Monument to heroes of the First World War (Памятник героям Первой мировой войны) is one of the monuments in the city of Azov, Rostov Oblast, Russia. It is dedicated to the soldiers and officers of the Russian Imperial Army who fought in the First World War. It was erected in 2014 and is situated at Petrovsky Boulevard.

== History ==
About 125,000 Don Cossacks, who formed sixty cavalry regiments, thirty-three horse batteries, six infantry battalions, five reserve regiments, three reserve batteries and more than eighty separate special hundreds took part in the battles of the First World War. They participated in almost every major operation at the Russian front.

The upcoming anniversary of the beginning of the war has aroused public interest in Russia to commemorate the memory of its heroes. Work on the monument in Azov began in 2012. The sculpture was cast in February 2014.

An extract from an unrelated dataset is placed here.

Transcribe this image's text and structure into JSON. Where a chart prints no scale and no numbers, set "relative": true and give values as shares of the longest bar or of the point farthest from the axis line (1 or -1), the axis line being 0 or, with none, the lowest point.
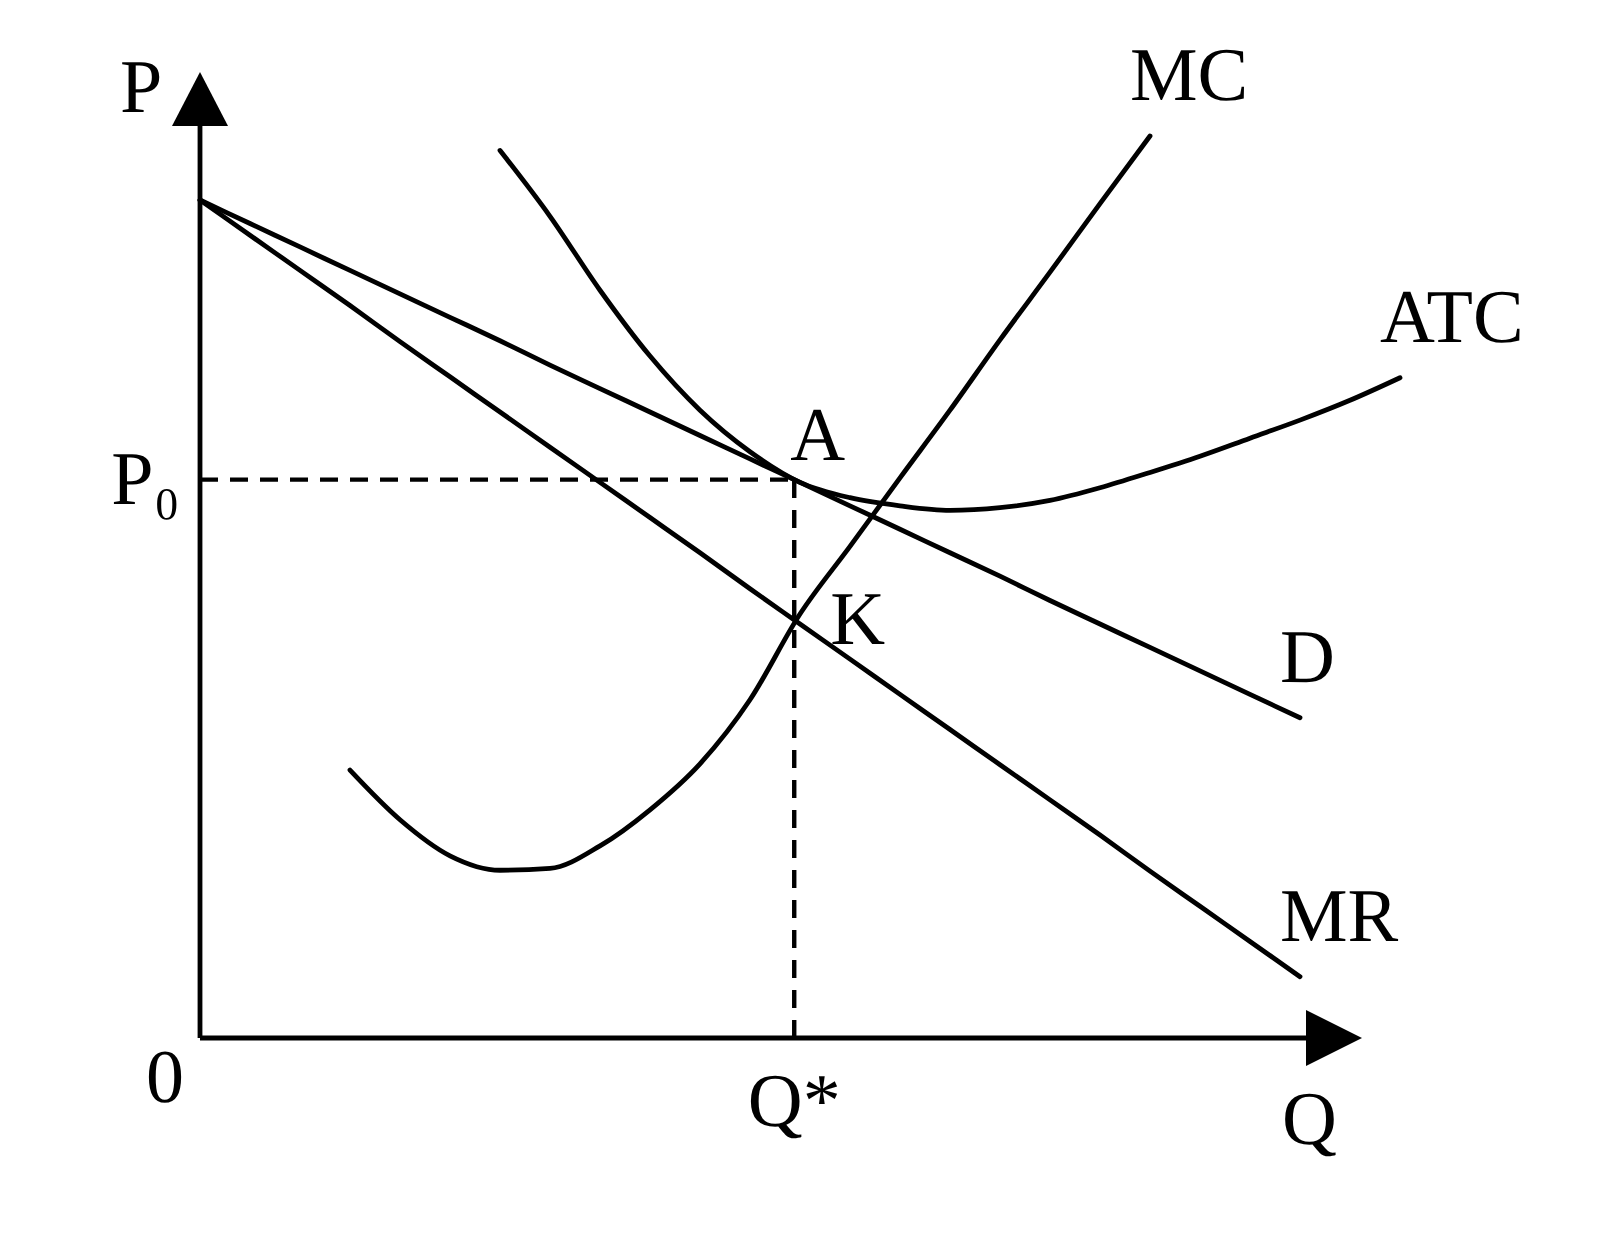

The monument itself is a figure of a standing Cossack and Saint George Cross, the symbol of military merits, behind him. In his right hand the Cossack holds a sword, and in the left one - a scabbard from a saber. The sad pose of the Cossack corresponds to the out of the First World War for Russia. The monument is set on a granite pedestal. It was designed by sculptor A. M. Dementiev.

The height of the sculpture of the Cossack is two meters. The three-meter St. George cross is made of bronze and brass. Granite for the pedestal was brought from Karelia and Ukraine. The monument was erected at the donation of Azov dwellers.

The solemn opening of the monument took place on 30 July 2014.